US-Chinese state-to-state relations have been incredibly stable since then. Despite tensions over the Iraq War and other sites of international conflict (e.g. Darfur), China's investment in the United States has increased radically: it now owns $407 billion in US public debt as part of its $1.3 trillion foreign currency reserves. The exact composition of these reserves is not known, but some estimate dollars make up about 70% of it. One way to think of these numbers is to compare it to the total final value of goods and services produced in the US: $13 trillion in 2006. So, China has cash that could buy up 10% of the US economy!
Although peace movement thinkers wondered whether or not US creditors would use their power to limit US warmaking, China seems to have been a quiet enabler of the war in Iraq.
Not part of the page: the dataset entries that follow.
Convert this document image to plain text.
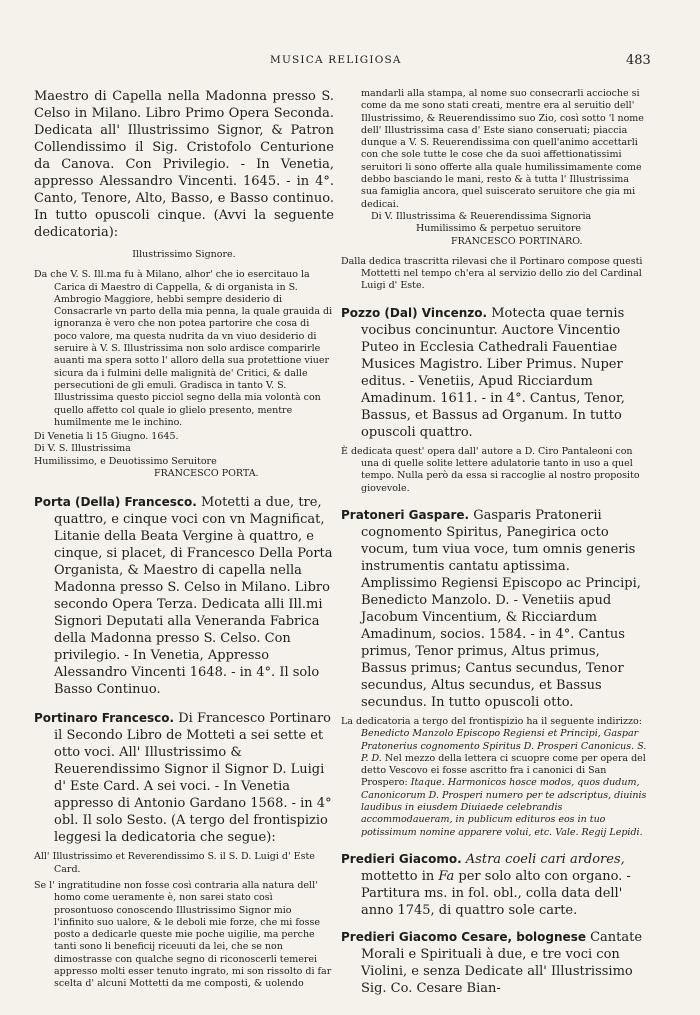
MUSICA RELIGIOSA	483

Maestro di Capella nella Madonna presso S. Celso in Milano. Libro Primo Opera Seconda. Dedicata all' Illustrissimo Signor, & Patron Collendissimo il Sig. Cristofolo Centurione da Canova. Con Privilegio. - In Venetia, appresso Alessandro Vincenti. 1645. - in 4°. Canto, Tenore, Alto, Basso, e Basso continuo. In tutto opuscoli cinque. (Avvi la seguente dedicatoria):

Illustrissimo Signore.

Da che V. S. Ill.ma fu à Milano, alhor' che io esercitauo la Carica di Maestro di Cappella, & di organista in S. Ambrogio Maggiore, hebbi sempre desiderio di Consacrarle vn parto della mia penna, la quale grauida di ignoranza è vero che non potea partorire che cosa di poco valore, ma questa nudrita da vn viuo desiderio di seruire à V. S. Illustrissima non solo ardisce comparirle auanti ma spera sotto l' alloro della sua protettione viuer sicura da i fulmini delle malignità de' Critici, & dalle persecutioni de gli emuli. Gradisca in tanto V. S. Illustrissima questo picciol segno della mia volontà con quello affetto col quale io glielo presento, mentre humilmente me le inchino.

Di Venetia li 15 Giugno. 1645.

Di V. S. Illustrissima

Humilissimo, e Deuotissimo Seruitore

FRANCESCO PORTA.

Porta (Della) Francesco. Motetti a due, tre, quattro, e cinque voci con vn Magnificat, Litanie della Beata Vergine à quattro, e cinque, si placet, di Francesco Della Porta Organista, & Maestro di capella nella Madonna presso S. Celso in Milano. Libro secondo Opera Terza. Dedicata alli Ill.mi Signori Deputati alla Veneranda Fabrica della Madonna presso S. Celso. Con privilegio. - In Venetia, Appresso Alessandro Vincenti 1648. - in 4°. Il solo Basso Continuo.

Portinaro Francesco. Di Francesco Portinaro il Secondo Libro de Motteti a sei sette et otto voci. All' Illustrissimo & Reuerendissimo Signor il Signor D. Luigi d' Este Card. A sei voci. - In Venetia appresso di Antonio Gardano 1568. - in 4° obl. Il solo Sesto. (A tergo del frontispizio leggesi la dedicatoria che segue):

All' Illustrissimo et Reverendissimo S. il S. D. Luigi d' Este Card.

Se l' ingratitudine non fosse così contraria alla natura dell' homo come ueramente è, non sarei stato così prosontuoso conoscendo Illustrissimo Signor mio l'infinito suo ualore, & le deboli mie forze, che mi fosse posto a dedicarle queste mie poche uigilie, ma perche tanti sono li beneficij riceuuti da lei, che se non dimostrasse con qualche segno di riconoscerli temerei appresso molti esser tenuto ingrato, mi son rissolto di far scelta d' alcuni Mottetti da me composti, & uolendo

mandarli alla stampa, al nome suo consecrarli accioche si come da me sono stati creati, mentre era al seruitio dell' Illustrissimo, & Reuerendissimo suo Zio, così sotto 'l nome dell' Illustrissima casa d' Este siano conseruati; piaccia dunque a V. S. Reuerendissima con quell'animo accettarli con che sole tutte le cose che da suoi affettionatissimi seruitori li sono offerte alla quale humilissimamente come debbo basciando le mani, resto & à tutta l' Illustrissima sua famiglia ancora, quel suiscerato seruitore che gia mi dedicai.

Di V. Illustrissima & Reuerendissima Signoria

Humilissimo & perpetuo seruitore

FRANCESCO PORTINARO.

Dalla dedica trascritta rilevasi che il Portinaro compose questi Mottetti nel tempo ch'era al servizio dello zio del Cardinal Luigi d' Este.

Pozzo (Dal) Vincenzo. Motecta quae ternis vocibus concinuntur. Auctore Vincentio Puteo in Ecclesia Cathedrali Fauentiae Musices Magistro. Liber Primus. Nuper editus. - Venetiis, Apud Ricciardum Amadinum. 1611. - in 4°. Cantus, Tenor, Bassus, et Bassus ad Organum. In tutto opuscoli quattro.

È dedicata quest' opera dall' autore a D. Ciro Pantaleoni con una di quelle solite lettere adulatorie tanto in uso a quel tempo. Nulla però da essa si raccoglie al nostro proposito giovevole.

Pratoneri Gaspare. Gasparis Pratonerii cognomento Spiritus, Panegirica octo vocum, tum viua voce, tum omnis generis instrumentis cantatu aptissima. Amplissimo Regiensi Episcopo ac Principi, Benedicto Manzolo. D. - Venetiis apud Jacobum Vincentium, & Ricciardum Amadinum, socios. 1584. - in 4°. Cantus primus, Tenor primus, Altus primus, Bassus primus; Cantus secundus, Tenor secundus, Altus secundus, et Bassus secundus. In tutto opuscoli otto.

La dedicatoria a tergo del frontispizio ha il seguente indirizzo: Benedicto Manzolo Episcopo Regiensi et Principi, Gaspar Pratonerius cognomento Spiritus D. Prosperi Canonicus. S. P. D. Nel mezzo della lettera ci scuopre come per opera del detto Vescovo ei fosse ascritto fra i canonici di San Prospero: Itaque. Harmonicos hosce modos, quos dudum, Canonicorum D. Prosperi numero per te adscriptus, diuinis laudibus in eiusdem Diuiaede celebrandis accommodaueram, in publicum edituros eos in tuo potissimum nomine apparere volui, etc. Vale. Regij Lepidi.

Predieri Giacomo. Astra coeli cari ardores, mottetto in Fa per solo alto con organo. - Partitura ms. in fol. obl., colla data dell' anno 1745, di quattro sole carte.

Predieri Giacomo Cesare, bolognese Cantate Morali e Spirituali à due, e tre voci con Violini, e senza Dedicate all' Illustrissimo Sig. Co. Cesare Bian-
Conservative nationalist, Paul Craig Roberts puts it starkly: "If China ceased to buy US Treasuries, Bush’s wars would end..."
But China's unwillingness to use its financial power to thwart Washington military activities does not equal passivity. So it was that policymakers and pundits were thrown into a tizzy when 2 Chinese thinkers noted that China is in a position to use its reserves to counter US pressures to increase the value of the Yuan. Writing in CounterPunch.org, Paul Craig Roberts sounded the alarm ("In the hole to China" 8/8/07) and then 2 days later, noted the Washington reaction: a putative move by China to sell off its dollar holdings would be self-defeating (i.e. China's holdings would also lose value).
While there is a great deal of truth to the last argument, Roberts correctly notes that foreign reserves holdings are not as important to China as it is to most other economies (it has a positive balance of trade; it has a growing internal market, etc.). It is likely that the China will slowly divest itself of much of its US holdings contributing therewith to the long-term decline of the dollar. Without Chinese support for its multiple deficits, it will be interesting to see how the US responds to the resulting economic austerity which, by the way, it has imposed on so many other economies.